2024-04-21 17:33:14.088 | INFO     | __main__:train_model:226 - Config: 
 optimizer:
  probe_lr: 0.0005
  model_lr: 0.0
  n_epochs: 10
  warmup_epochs: 1.5
backbone:
  _target_: evals.models.dino.DINO
  dino_name: dinov2
  model_name: vitl14
  output: dense-cls
  layer: -1
  return_multilayer: true
dataset:
  _target_: evals.datasets.navi.NAVI
  path: /storage/user/hael/data/navi_v1
  image_mean: imagenet
  augment_train: true
  bbox_crop: true
  relative_depth: true
probe:
  _target_: evals.models.probes.DepthHead
  min_depth: 0.001
  max_depth: 10
  head_type: dpt
  prediction_type: bindepth
  hidden_dim: 512
  kernel_size: 3
system:
  random_seed: 8
  num_gpus: 1
  port: 12355
note: ''
batch_size: 8
mbanani commented 7 months ago

Hi everyone! Thanks for raising the issue. I suspect the difference is due to the batch size. I had trained those models on 4 gpus with 4x the batch size. While cleaning the code, I reverted to 1 gpu to make the code more usable; my apologies that this wasn't clear in the current code base.
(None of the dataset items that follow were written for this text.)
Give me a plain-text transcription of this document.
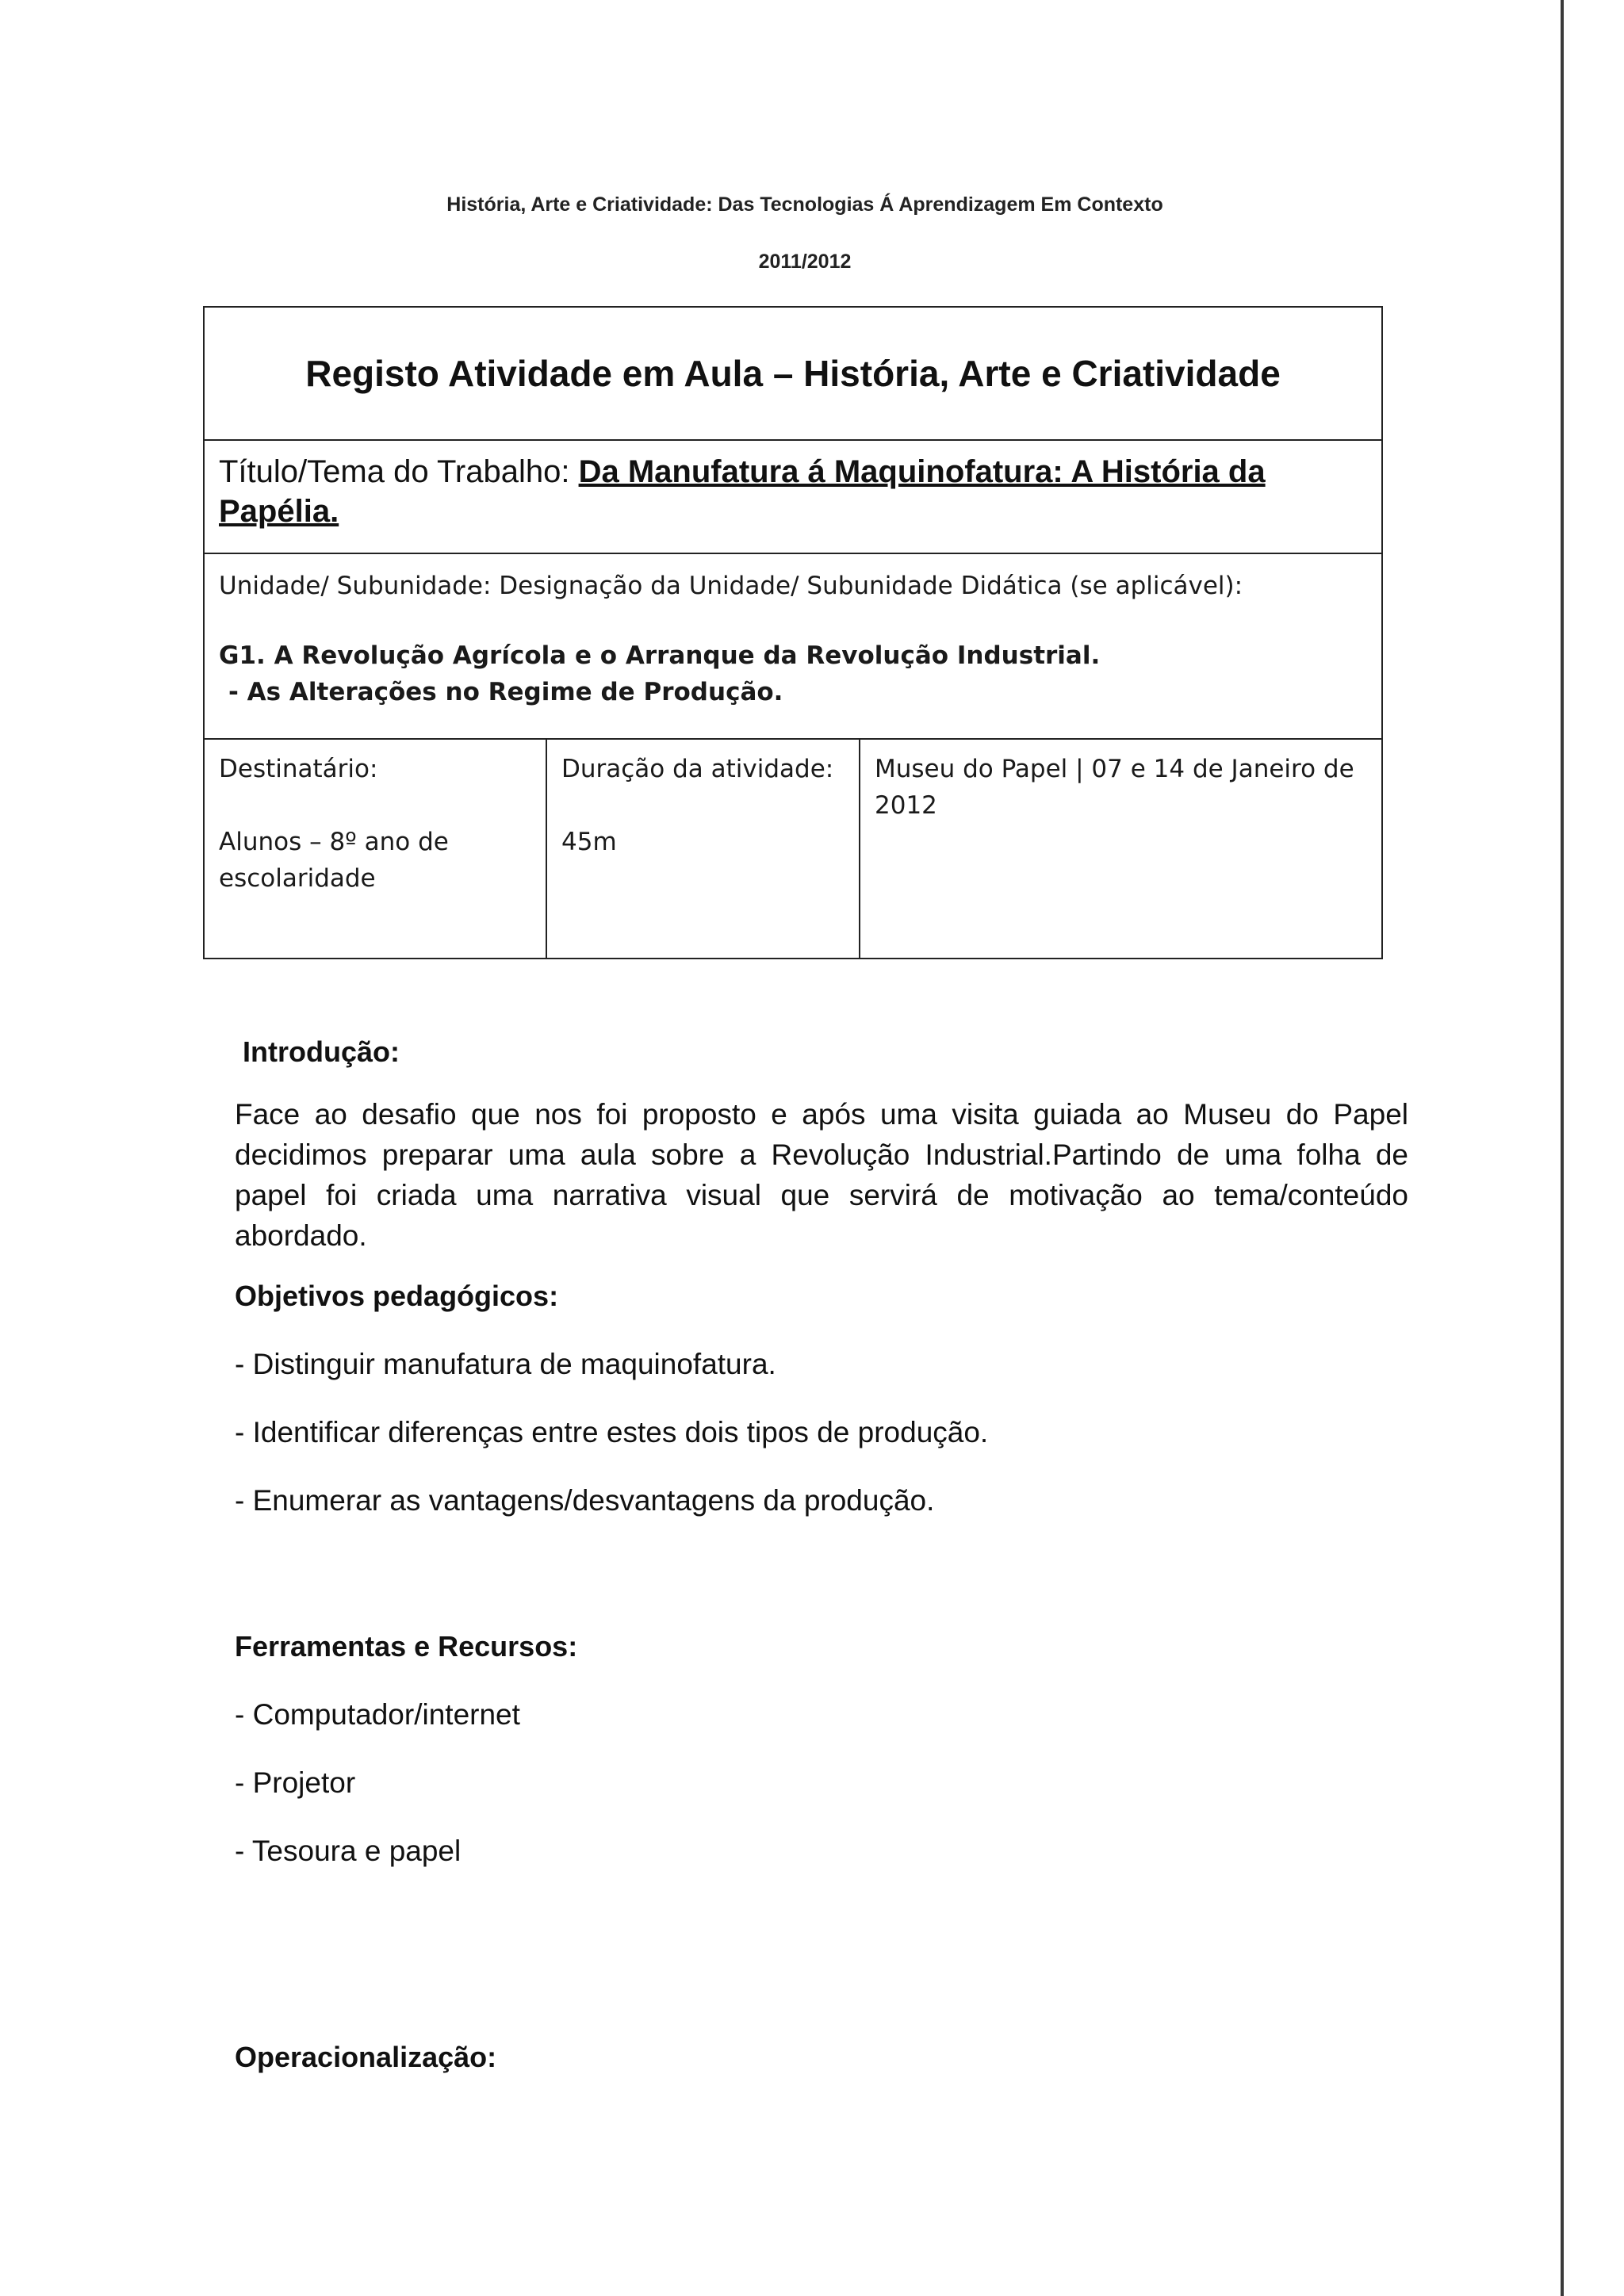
História, Arte e Criatividade: Das Tecnologias Á Aprendizagem Em Contexto
2011/2012
Registo Atividade em Aula – História, Arte e Criatividade
Título/Tema do Trabalho: Da Manufatura á Maquinofatura: A História da Papélia.
Unidade/ Subunidade: Designação da Unidade/ Subunidade Didática (se aplicável):
G1. A Revolução Agrícola e o Arranque da Revolução Industrial.
- As Alterações no Regime de Produção.
Destinatário:
Alunos – 8º ano de escolaridade
Duração da atividade:
45m
Museu do Papel | 07 e 14 de Janeiro de 2012
Introdução:
Face ao desafio que nos foi proposto e após uma visita guiada ao Museu do Papel decidimos preparar uma aula sobre a Revolução Industrial.Partindo de uma folha de papel foi criada uma narrativa visual que servirá de motivação ao tema/conteúdo abordado.
Objetivos pedagógicos:
- Distinguir manufatura de maquinofatura.
- Identificar diferenças entre estes dois tipos de produção.
- Enumerar as vantagens/desvantagens da produção.
Ferramentas e Recursos:
- Computador/internet
- Projetor
- Tesoura e papel
Operacionalização:
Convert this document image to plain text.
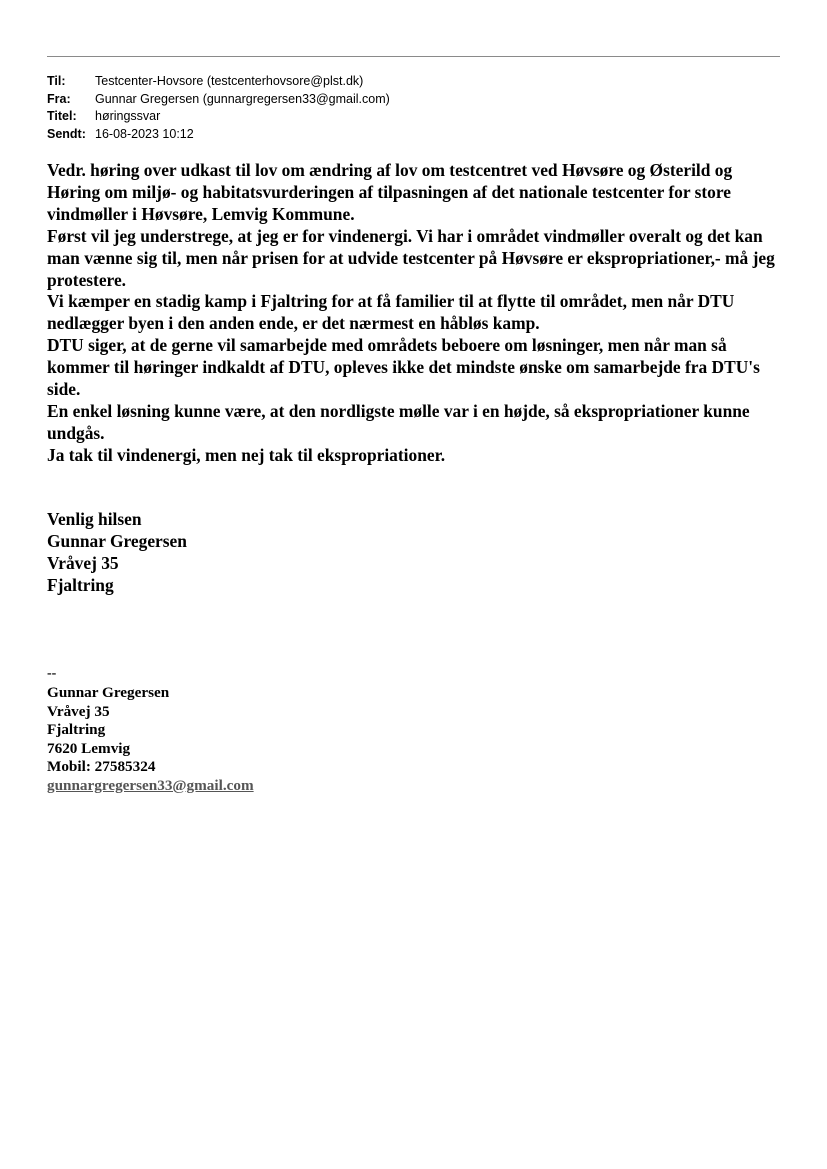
Til: Testcenter-Hovsore (testcenterhovsore@plst.dk)
Fra: Gunnar Gregersen (gunnargregersen33@gmail.com)
Titel: høringssvar
Sendt: 16-08-2023 10:12

Vedr. høring over udkast til lov om ændring af lov om testcentret ved Høvsøre og Østerild og

Høring om miljø- og habitatsvurderingen af tilpasningen af det nationale testcenter for store vindmøller i Høvsøre, Lemvig Kommune.

Først vil jeg understrege, at jeg er for vindenergi. Vi har i området vindmøller overalt og det kan man vænne sig til, men når prisen for at udvide testcenter på Høvsøre er ekspropriationer,- må jeg protestere.

Vi kæmper en stadig kamp i Fjaltring for at få familier til at flytte til området, men når DTU nedlægger byen i den anden ende, er det nærmest en håbløs kamp.

DTU siger, at de gerne vil samarbejde med områdets beboere om løsninger, men når man så kommer til høringer indkaldt af DTU, opleves ikke det mindste ønske om samarbejde fra DTU's side.

En enkel løsning kunne være, at den nordligste mølle var i en højde, så ekspropriationer kunne undgås.

Ja tak til vindenergi, men nej tak til ekspropriationer.

Venlig hilsen

Gunnar Gregersen

Vråvej 35

Fjaltring

--

Gunnar Gregersen

Vråvej 35

Fjaltring

7620 Lemvig

Mobil: 27585324

gunnargregersen33@gmail.com
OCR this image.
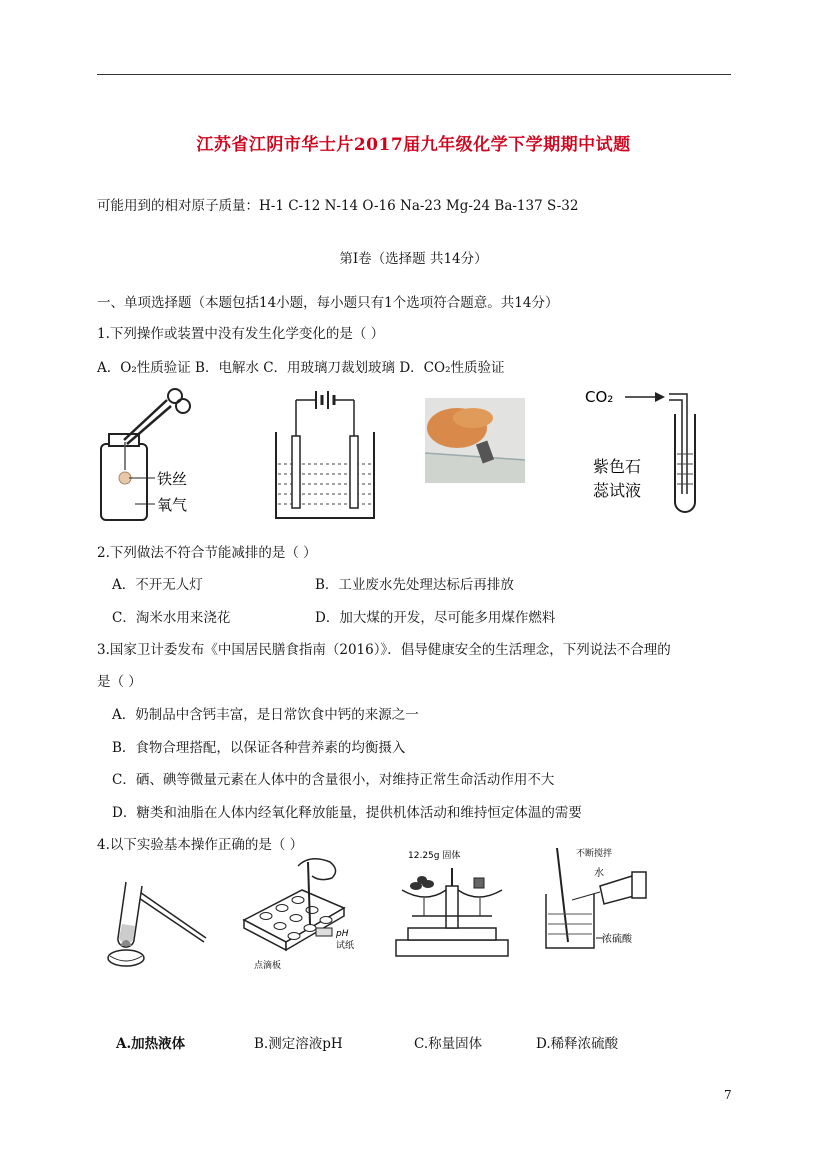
江苏省江阴市华士片2017届九年级化学下学期期中试题
可能用到的相对原子质量：H-1 C-12 N-14 O-16 Na-23 Mg-24 Ba-137 S-32
第Ⅰ卷（选择题 共14分）
一、单项选择题（本题包括14小题，每小题只有1个选项符合题意。共14分）
1.下列操作或装置中没有发生化学变化的是（ ）
A．O₂性质验证 B．电解水 C．用玻璃刀裁划玻璃 D．CO₂性质验证
铁丝
氧气
CO₂
紫色石
蕊试液
2.下列做法不符合节能减排的是（ ）
A．不开无人灯	B．工业废水先处理达标后再排放
C．淘米水用来浇花	D．加大煤的开发，尽可能多用煤作燃料
3.国家卫计委发布《中国居民膳食指南（2016）》．倡导健康安全的生活理念，下列说法不合理的
是（ ）
A．奶制品中含钙丰富，是日常饮食中钙的来源之一
B．食物合理搭配，以保证各种营养素的均衡摄入
C．硒、碘等微量元素在人体中的含量很小，对维持正常生命活动作用不大
D．糖类和油脂在人体内经氧化释放能量，提供机体活动和维持恒定体温的需要
4.以下实验基本操作正确的是（ ）
pH
试纸
点滴板
12.25g 固体	不断搅拌
水
浓硫酸
A.加热液体	B.测定溶液pH	C.称量固体	D.稀释浓硫酸
7
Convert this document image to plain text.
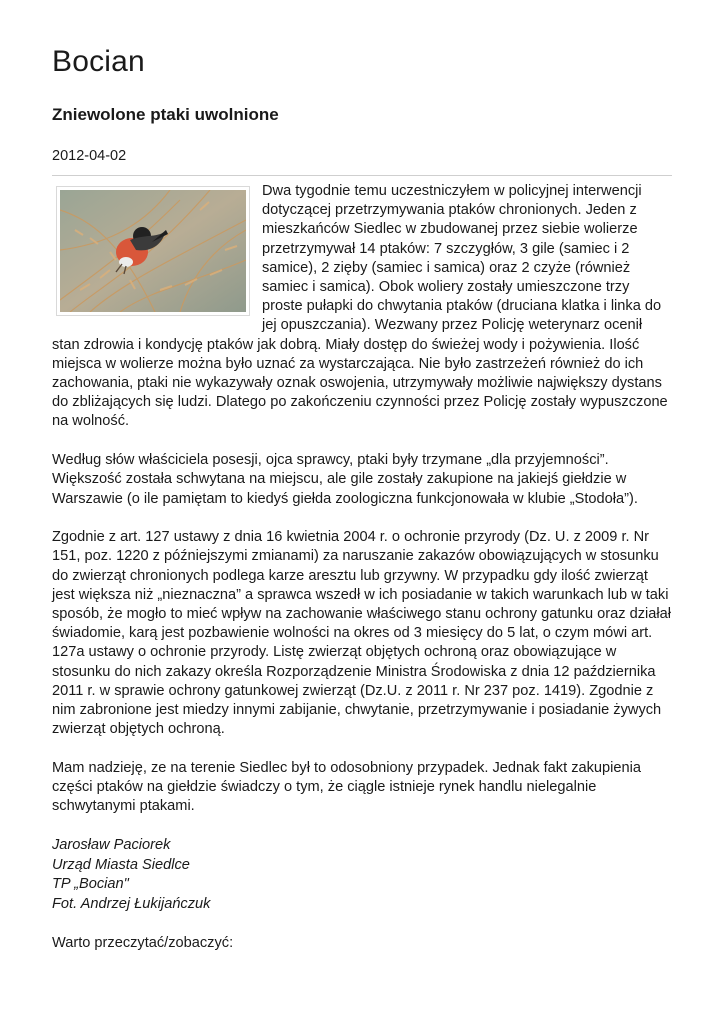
Bocian
Zniewolone ptaki uwolnione
2012-04-02

Dwa tygodnie temu uczestniczyłem w policyjnej interwencji dotyczącej przetrzymywania ptaków chronionych. Jeden z mieszkańców Siedlec w zbudowanej przez siebie wolierze przetrzymywał 14 ptaków: 7 szczygłów, 3 gile (samiec i 2 samice), 2 zięby (samiec i samica) oraz 2 czyże (również samiec i samica). Obok woliery zostały umieszczone trzy proste pułapki do chwytania ptaków (druciana klatka i linka do jej opuszczania). Wezwany przez Policję weterynarz ocenił stan zdrowia i kondycję ptaków jak dobrą. Miały dostęp do świeżej wody i pożywienia. Ilość miejsca w wolierze można było uznać za wystarczająca. Nie było zastrzeżeń również do ich zachowania, ptaki nie wykazywały oznak oswojenia, utrzymywały możliwie największy dystans do zbliżających się ludzi. Dlatego po zakończeniu czynności przez Policję zostały wypuszczone na wolność.

Według słów właściciela posesji, ojca sprawcy, ptaki były trzymane „dla przyjemności”. Większość została schwytana na miejscu, ale gile zostały zakupione na jakiejś giełdzie w Warszawie (o ile pamiętam to kiedyś giełda zoologiczna funkcjonowała w klubie „Stodoła”).

Zgodnie z art. 127 ustawy z dnia 16 kwietnia 2004 r. o ochronie przyrody (Dz. U. z 2009 r. Nr 151, poz. 1220 z późniejszymi zmianami) za naruszanie zakazów obowiązujących w stosunku do zwierząt chronionych podlega karze aresztu lub grzywny. W przypadku gdy ilość zwierząt jest większa niż „nieznaczna” a sprawca wszedł w ich posiadanie w takich warunkach lub w taki sposób, że mogło to mieć wpływ na zachowanie właściwego stanu ochrony gatunku oraz działał świadomie, karą jest pozbawienie wolności na okres od 3 miesięcy do 5 lat, o czym mówi art. 127a ustawy o ochronie przyrody. Listę zwierząt objętych ochroną oraz obowiązujące w stosunku do nich zakazy określa Rozporządzenie Ministra Środowiska z dnia 12 października 2011 r. w sprawie ochrony gatunkowej zwierząt (Dz.U. z 2011 r. Nr 237 poz. 1419). Zgodnie z nim zabronione jest miedzy innymi zabijanie, chwytanie, przetrzymywanie i posiadanie żywych zwierząt objętych ochroną.

Mam nadzieję, ze na terenie Siedlec był to odosobniony przypadek. Jednak fakt zakupienia części ptaków na giełdzie świadczy o tym, że ciągle istnieje rynek handlu nielegalnie schwytanymi ptakami.

Jarosław Paciorek
Urząd Miasta Siedlce
TP „Bocian"
Fot. Andrzej Łukijańczuk

Warto przeczytać/zobaczyć:
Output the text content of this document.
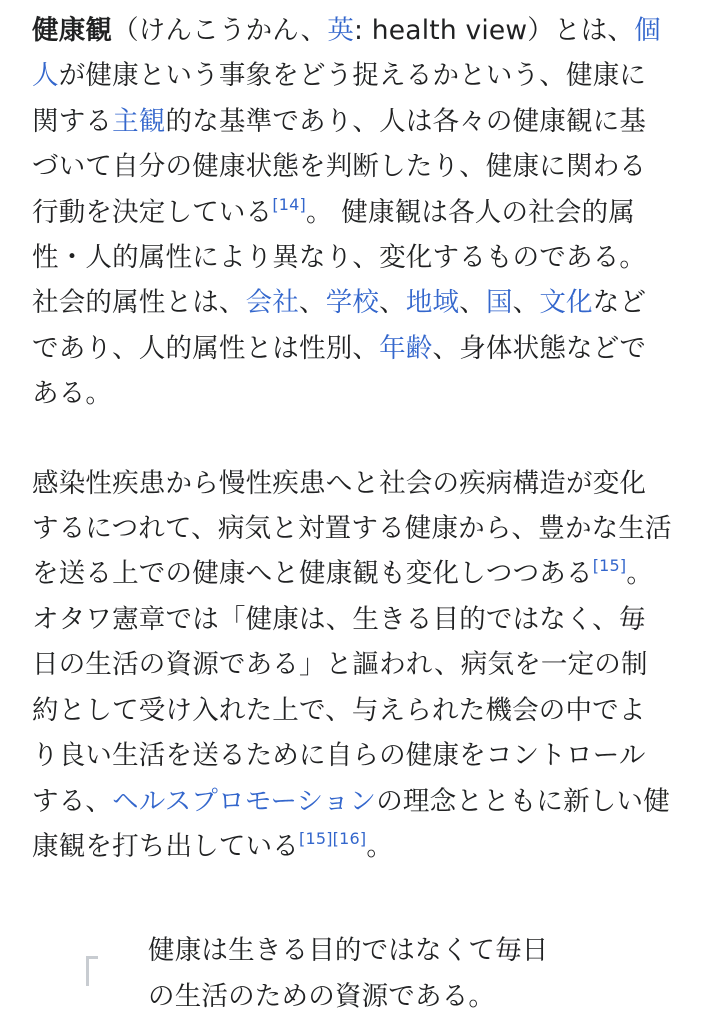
健康観（けんこうかん、英: health view）とは、個人が健康という事象をどう捉えるかという、健康に関する主観的な基準であり、人は各々の健康観に基づいて自分の健康状態を判断したり、健康に関わる行動を決定している[14]。 健康観は各人の社会的属性・人的属性により異なり、変化するものである。社会的属性とは、会社、学校、地域、国、文化などであり、人的属性とは性別、年齢、身体状態などである。

感染性疾患から慢性疾患へと社会の疾病構造が変化するにつれて、病気と対置する健康から、豊かな生活を送る上での健康へと健康観も変化しつつある[15]。オタワ憲章では「健康は、生きる目的ではなく、毎日の生活の資源である」と謳われ、病気を一定の制約として受け入れた上で、与えられた機会の中でより良い生活を送るために自らの健康をコントロールする、ヘルスプロモーションの理念とともに新しい健康観を打ち出している[15][16]。

健康は生きる目的ではなくて毎日
の生活のための資源である。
I'll try to verify this once I can, but unfortunately, I won't have much time for the next 2 weeks. If someone wants to try it out, the training code should easily support DDP training by setting system.num_gpus=4.

Linusnie commented 7 months ago

@mbanani thanks for the info! In fact, I just trained the dinov2_l14 model with 4 GPUs and batch size 2 (so in total the same batch size as my other runs) and got results more similar to the paper

2024-04-21 23:52:17.015 | INFO     | __mp_main__:train_model:290 - Scale-Invariant Final test loss       | 3.0536
2024-04-21 23:52:17.035 | INFO     | __mp_main__:train_model:292 - Final test SI d1         | 0.7429
2024-04-21 23:52:17.061 | INFO     | __mp_main__:train_model:292 - Final test SI d2         | 0.9041
2024-04-21 23:52:17.082 | INFO     | __mp_main__:train_model:292 - Final test SI d3         | 0.9526
2024-04-21 23:52:17.099 | INFO     | __mp_main__:train_model:292 - Final test SI rmse       | 0.0669

I suspect the issue has to do with how DistribitedDataParallel merges the gradients, resulting in different behavior depending on n_gpus. As far as I know DistribitedDataParallel will compute the mean of the gradients from each gpu. This means multi-gpu won't be equivalent to single-GPU uneless your loss uses a mean-reduce over the batch dimension.

Since the depth loss has a square root after the mean calculation (here: https://github.com/mbanani/probe3d/blob/main/evals/utils/losses.py#L68) the merged gradients will differ depending on the number of gpus. Since sqrt((a+b)/2) != (sqrt(a)+sqrt(b))/2

mbanani commented 7 months ago

Thank you for running this comparison. That's a interesting catch regarding the loss.

Just to clarify my previous message, I was using 4 gpus with a batch size of 8 (total=32) for the original experiments. Once I get some time, I can add the mean-reduce and run some comparison to get a good sense of how they impact performance. I suspect they will change the absolute values but won't change the trends.